June 18, 1857 — Henry Clay Folger was born in New York city on this day. He was to become president at the Standard Oil Company of New York and amassed a fortune that would allow him to indulge his passion – collecting rare works of Shakespeare.
As his collection grew, he spent nine years purchasing 14 houses in East Capitol Street, Washington DC, which he would demolish to build the Folger Shakespeare Library as a gift to the American people.
It opened in 1932 on April 23, the date traditionally believed to be Shakespeare's birthday, and today houses books and manuscripts worth millions.
When writer and actor William Shakespeare died in 1616 there was no printed record of any of his works. But two of his fellow actors – John Heminge and Henry Condell – decided that their friend’s words were too good to be lost and collected together the original prompter’s scripts.
Carefully editing them based on their own experience of actually performing in the plays, they arranged for a collection of Shakespeare’s plays and poems to be printed in 1623. The two men conceived of the project, they said, “without ambition either of self-profit or fame,” but “only to keep the memory of so worthy a friend and fellow alive.”
This was the First Folio. It is estimated that about 750 of them were printed. And one of these original books was sold by Christie’s, New York, in October 2020. It went via a phone bid to a private rare book collector for nearly 10 million dollars.
Another 233 First Folios are known to survive worldwide. The British Library owns five. The Folger Shakespeare Library owns 82 – the largest collection in the world. Only six complete copies are known to be owned privately.
Folger director Michael Witmore says that their First Folios are to be found several stairways down, in a rare manuscript vault. To reach
them, he says, you first have to get through a fire door. “If a fire did threaten these priceless objects,” he adds, “it would be extinguished not with water – never water near priceless paper – but with a system that removes oxygen from the room.”
A massive safe door comes next — so heavy it takes two guards to open it, and then yet another door, which triggers an alarm to alert librarians that someone has entered. After that, says Mr Witmore, “there's yet another door and an elevator 'waaaay' down to a vault that nearly spans the length of a city block.”
In addition to its Shakespeare collection, the library’s treasures include about 260,000 books, 60,000 manuscripts, 90,000 prints, drawings, photographs, paintings, and other works of art from Renaissance Europe. There is also a wealth of performance history, from a quarter of a million playbills to films, recordings, and stage costumes.
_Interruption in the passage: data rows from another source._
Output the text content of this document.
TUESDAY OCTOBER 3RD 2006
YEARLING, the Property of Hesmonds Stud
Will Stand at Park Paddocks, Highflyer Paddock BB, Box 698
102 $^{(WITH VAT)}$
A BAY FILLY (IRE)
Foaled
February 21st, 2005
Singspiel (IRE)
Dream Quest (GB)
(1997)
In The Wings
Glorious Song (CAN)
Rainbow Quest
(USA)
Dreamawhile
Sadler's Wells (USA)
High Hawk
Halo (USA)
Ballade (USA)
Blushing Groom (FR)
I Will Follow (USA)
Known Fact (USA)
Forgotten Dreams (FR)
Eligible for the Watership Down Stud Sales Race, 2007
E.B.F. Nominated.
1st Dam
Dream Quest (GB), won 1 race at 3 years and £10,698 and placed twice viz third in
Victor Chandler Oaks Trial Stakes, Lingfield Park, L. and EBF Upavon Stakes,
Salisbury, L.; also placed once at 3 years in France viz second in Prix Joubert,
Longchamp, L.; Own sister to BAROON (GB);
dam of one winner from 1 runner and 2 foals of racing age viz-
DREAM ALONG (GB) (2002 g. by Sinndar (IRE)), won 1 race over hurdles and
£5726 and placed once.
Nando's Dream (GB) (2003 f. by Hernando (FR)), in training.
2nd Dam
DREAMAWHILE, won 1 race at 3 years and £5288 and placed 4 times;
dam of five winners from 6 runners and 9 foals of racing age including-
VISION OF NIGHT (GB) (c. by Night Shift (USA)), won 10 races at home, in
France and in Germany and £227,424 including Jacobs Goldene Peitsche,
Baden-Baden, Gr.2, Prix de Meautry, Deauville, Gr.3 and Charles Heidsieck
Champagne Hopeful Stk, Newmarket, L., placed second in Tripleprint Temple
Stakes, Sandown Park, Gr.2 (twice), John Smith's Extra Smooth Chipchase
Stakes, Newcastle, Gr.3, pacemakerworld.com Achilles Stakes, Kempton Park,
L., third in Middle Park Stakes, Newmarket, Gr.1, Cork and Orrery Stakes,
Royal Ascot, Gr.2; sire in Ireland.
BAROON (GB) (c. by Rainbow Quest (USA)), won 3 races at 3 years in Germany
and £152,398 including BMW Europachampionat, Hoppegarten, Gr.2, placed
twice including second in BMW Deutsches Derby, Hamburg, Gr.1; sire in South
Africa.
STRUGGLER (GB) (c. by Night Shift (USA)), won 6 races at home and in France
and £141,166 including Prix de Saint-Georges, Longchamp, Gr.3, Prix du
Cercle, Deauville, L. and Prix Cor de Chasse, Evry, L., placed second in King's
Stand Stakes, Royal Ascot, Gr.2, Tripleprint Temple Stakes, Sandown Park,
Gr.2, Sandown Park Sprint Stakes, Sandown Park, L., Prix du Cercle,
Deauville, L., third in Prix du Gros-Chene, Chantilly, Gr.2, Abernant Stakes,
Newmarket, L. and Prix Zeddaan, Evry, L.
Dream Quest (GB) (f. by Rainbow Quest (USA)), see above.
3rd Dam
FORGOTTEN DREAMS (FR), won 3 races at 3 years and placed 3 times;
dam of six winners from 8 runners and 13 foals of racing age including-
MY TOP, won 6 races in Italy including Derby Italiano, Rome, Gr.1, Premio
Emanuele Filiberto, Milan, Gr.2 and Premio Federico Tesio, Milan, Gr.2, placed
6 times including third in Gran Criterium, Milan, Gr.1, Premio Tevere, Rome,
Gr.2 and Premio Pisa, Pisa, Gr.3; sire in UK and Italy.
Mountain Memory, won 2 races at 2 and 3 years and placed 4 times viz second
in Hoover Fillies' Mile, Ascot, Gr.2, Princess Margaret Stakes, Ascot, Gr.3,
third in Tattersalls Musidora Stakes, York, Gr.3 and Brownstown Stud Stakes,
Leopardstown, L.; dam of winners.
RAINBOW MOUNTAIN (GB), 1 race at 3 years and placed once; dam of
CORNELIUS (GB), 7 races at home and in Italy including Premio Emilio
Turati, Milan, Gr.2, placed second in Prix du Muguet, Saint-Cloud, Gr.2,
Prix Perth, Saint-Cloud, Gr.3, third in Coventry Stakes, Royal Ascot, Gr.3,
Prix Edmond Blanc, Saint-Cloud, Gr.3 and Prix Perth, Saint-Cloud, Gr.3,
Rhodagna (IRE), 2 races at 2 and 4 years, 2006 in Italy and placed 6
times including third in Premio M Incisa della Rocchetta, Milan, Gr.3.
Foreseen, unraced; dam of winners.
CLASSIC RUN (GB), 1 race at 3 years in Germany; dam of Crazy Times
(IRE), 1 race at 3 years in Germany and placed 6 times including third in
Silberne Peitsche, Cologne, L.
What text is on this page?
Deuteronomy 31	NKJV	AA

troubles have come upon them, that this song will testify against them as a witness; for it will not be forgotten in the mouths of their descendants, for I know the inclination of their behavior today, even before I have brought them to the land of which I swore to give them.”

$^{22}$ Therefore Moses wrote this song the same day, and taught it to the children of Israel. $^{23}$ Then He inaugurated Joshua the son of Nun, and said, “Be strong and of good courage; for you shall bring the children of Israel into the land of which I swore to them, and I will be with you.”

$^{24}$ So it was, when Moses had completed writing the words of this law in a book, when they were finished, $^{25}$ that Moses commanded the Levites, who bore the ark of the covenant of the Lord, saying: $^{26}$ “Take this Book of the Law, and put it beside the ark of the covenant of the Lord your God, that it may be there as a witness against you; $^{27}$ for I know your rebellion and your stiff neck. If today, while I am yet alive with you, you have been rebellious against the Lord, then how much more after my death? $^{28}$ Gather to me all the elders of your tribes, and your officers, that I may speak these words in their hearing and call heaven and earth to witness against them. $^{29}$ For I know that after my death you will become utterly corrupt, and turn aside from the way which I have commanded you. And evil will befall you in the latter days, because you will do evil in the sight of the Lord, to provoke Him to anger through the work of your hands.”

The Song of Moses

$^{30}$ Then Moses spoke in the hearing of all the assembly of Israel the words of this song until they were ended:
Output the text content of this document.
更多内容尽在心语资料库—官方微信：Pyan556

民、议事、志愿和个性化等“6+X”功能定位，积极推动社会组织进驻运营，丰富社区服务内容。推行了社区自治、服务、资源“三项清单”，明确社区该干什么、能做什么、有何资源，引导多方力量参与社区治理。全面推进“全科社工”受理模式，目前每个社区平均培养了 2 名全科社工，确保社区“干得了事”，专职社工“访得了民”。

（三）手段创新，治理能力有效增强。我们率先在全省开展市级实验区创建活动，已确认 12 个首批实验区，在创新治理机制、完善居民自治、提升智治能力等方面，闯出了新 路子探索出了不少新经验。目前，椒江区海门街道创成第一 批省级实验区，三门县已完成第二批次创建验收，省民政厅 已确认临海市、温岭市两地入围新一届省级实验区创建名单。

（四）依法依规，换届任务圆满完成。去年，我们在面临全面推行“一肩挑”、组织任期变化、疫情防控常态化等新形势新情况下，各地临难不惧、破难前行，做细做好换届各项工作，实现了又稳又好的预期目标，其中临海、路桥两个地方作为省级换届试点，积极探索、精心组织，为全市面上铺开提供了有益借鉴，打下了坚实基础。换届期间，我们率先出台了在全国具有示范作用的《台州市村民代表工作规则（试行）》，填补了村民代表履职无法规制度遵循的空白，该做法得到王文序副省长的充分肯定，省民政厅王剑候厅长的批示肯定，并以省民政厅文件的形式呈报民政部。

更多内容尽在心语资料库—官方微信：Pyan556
Such is the reverence in which the First Folio is held that the charred remains of a burnt copy are kept in a glass case at the University of Pennsylvania. And because the remains are too fragile to travel, a replica of the damaged book in its glass has been created for the Folger Library.
The remains came about after the 19th-century American actor Edwin Forrest bought a First Folio and kept it in a specially built glass case. In his will he left it, along with much of his wealth, to the establishment of a Home for Decayed Actors in Philadelphia.
But after his death a fire reduced what had been his most precious possession to a few charred remains. They have been kept in the glass case ever since.
“Perhaps the only book,” according to Folger, “whose remains are preserved in a specially constructed sarcophagus.”